In a strongly worded statement, UKHospitality called on the government to provide the industry with financial support that at least equals that offered earlier in the year.

“The costs to hospitality businesses of a second lockdown will be even heavier than the first, coming after periods of forced closure, the accumulation of mass debt and then significantly lower trading due to the restrictions of recent weeks,” the statement said.

“If hospitality, the sector that is our country’s third largest employer, is to survive and help drive economic recovery, it will need equivalent – or more – support than that of the first lockdown."

Echoing UKHospitality’s concerns, Ian Wright CBE, chief executive of the Food and Drink Federation, warned that the government had 72 hours to announce further financial measures before the food and drink sector faced “calamity”.

“Confirmation that the furlough scheme will be extended is extremely welcome news. However, we need further clarity that the food supply chain will be supported sufficiently,” Wright said.

“Without further reassurance thousands of jobs will be under threat as businesses consider closing their doors for good. The economic impacts of this decision threaten calamity unless we see further details of a rescue package in the next 72 hours.”

James Calder, chief executive of the Society of Independent Brewers, issued a similarly bleak warning on behalf of the country’s small breweries.

Without further government support, “We will see hundreds go to the wall before Christmas”, he said.

The closure of pubs during the first lockdown had a “devastating” impact of Britain’s small brewers, with sales falling by 82% on average.

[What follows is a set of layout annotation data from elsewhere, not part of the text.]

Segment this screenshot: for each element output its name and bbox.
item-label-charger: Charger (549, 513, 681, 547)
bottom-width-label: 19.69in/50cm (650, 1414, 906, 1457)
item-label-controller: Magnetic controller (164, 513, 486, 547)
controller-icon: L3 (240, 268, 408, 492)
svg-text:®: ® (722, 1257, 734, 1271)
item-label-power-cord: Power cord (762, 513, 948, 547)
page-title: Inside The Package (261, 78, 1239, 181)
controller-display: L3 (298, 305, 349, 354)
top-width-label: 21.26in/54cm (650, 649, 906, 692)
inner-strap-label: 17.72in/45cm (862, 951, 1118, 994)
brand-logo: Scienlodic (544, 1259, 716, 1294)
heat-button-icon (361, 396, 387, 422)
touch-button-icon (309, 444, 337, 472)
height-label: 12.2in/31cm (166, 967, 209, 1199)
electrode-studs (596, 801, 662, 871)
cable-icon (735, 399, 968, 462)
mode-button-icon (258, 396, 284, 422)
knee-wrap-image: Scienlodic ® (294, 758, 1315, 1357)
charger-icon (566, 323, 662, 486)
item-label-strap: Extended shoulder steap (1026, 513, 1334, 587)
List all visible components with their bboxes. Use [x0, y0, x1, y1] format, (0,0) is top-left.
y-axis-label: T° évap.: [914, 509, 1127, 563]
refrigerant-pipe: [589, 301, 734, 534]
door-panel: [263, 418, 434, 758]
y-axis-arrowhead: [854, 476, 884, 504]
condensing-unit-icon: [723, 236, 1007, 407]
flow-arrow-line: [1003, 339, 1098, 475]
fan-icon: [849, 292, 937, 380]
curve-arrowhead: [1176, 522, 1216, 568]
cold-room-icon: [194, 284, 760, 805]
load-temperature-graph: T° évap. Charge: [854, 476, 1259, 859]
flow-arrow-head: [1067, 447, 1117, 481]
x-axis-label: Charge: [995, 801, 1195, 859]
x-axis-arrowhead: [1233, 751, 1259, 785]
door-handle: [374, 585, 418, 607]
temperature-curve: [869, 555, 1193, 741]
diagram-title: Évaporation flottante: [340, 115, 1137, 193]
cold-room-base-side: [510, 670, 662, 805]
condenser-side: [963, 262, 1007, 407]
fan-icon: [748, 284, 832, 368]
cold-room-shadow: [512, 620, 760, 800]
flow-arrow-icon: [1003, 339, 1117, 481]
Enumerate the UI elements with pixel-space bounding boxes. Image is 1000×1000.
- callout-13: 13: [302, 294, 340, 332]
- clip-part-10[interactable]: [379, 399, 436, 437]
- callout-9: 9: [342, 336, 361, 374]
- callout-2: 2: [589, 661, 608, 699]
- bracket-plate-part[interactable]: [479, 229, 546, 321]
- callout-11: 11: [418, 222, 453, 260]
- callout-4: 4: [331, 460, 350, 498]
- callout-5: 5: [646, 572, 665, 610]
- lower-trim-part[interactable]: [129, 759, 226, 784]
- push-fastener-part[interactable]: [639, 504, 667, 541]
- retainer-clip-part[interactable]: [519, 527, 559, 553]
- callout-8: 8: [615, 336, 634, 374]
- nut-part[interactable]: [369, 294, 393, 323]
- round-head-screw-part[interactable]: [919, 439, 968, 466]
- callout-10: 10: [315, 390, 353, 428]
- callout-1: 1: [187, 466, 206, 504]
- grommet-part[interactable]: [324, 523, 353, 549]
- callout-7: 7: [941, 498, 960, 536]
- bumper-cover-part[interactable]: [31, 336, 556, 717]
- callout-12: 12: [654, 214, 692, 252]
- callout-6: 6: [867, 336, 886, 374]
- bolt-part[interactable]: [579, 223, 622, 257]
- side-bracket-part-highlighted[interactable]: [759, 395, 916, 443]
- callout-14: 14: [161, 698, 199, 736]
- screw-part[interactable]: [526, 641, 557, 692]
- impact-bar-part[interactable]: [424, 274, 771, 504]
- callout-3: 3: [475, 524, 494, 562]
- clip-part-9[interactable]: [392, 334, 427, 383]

Moreover, shuttered pubs had to pour away some five million pints, with the cost borne by the brewers.

“Furlough funding cannot alone keep business who are struggling due to unfounded restrictions afloat. Small breweries still have rent, business rates, beer duty and VAT payments coming up – if they are unable to trade, then they cannot pay these,” Calder said.

“If the government wishes to shut the hospitality sector it needs to provide a full financial package for the entire supply chain covering wages, rent, business rate holidays, VAT, and the destruction of beer that now needs to be poured away, direct to the UK’s independent breweries.”

Both UKHospitality and the Society of Independent Brewers added their voices to the growing clamour for the government to set out “a clear roadmap” out of the lockdown.

The new lockdown was announced the day after it was revealed that UK hospitality sales collapsed by 48% in the third quarter.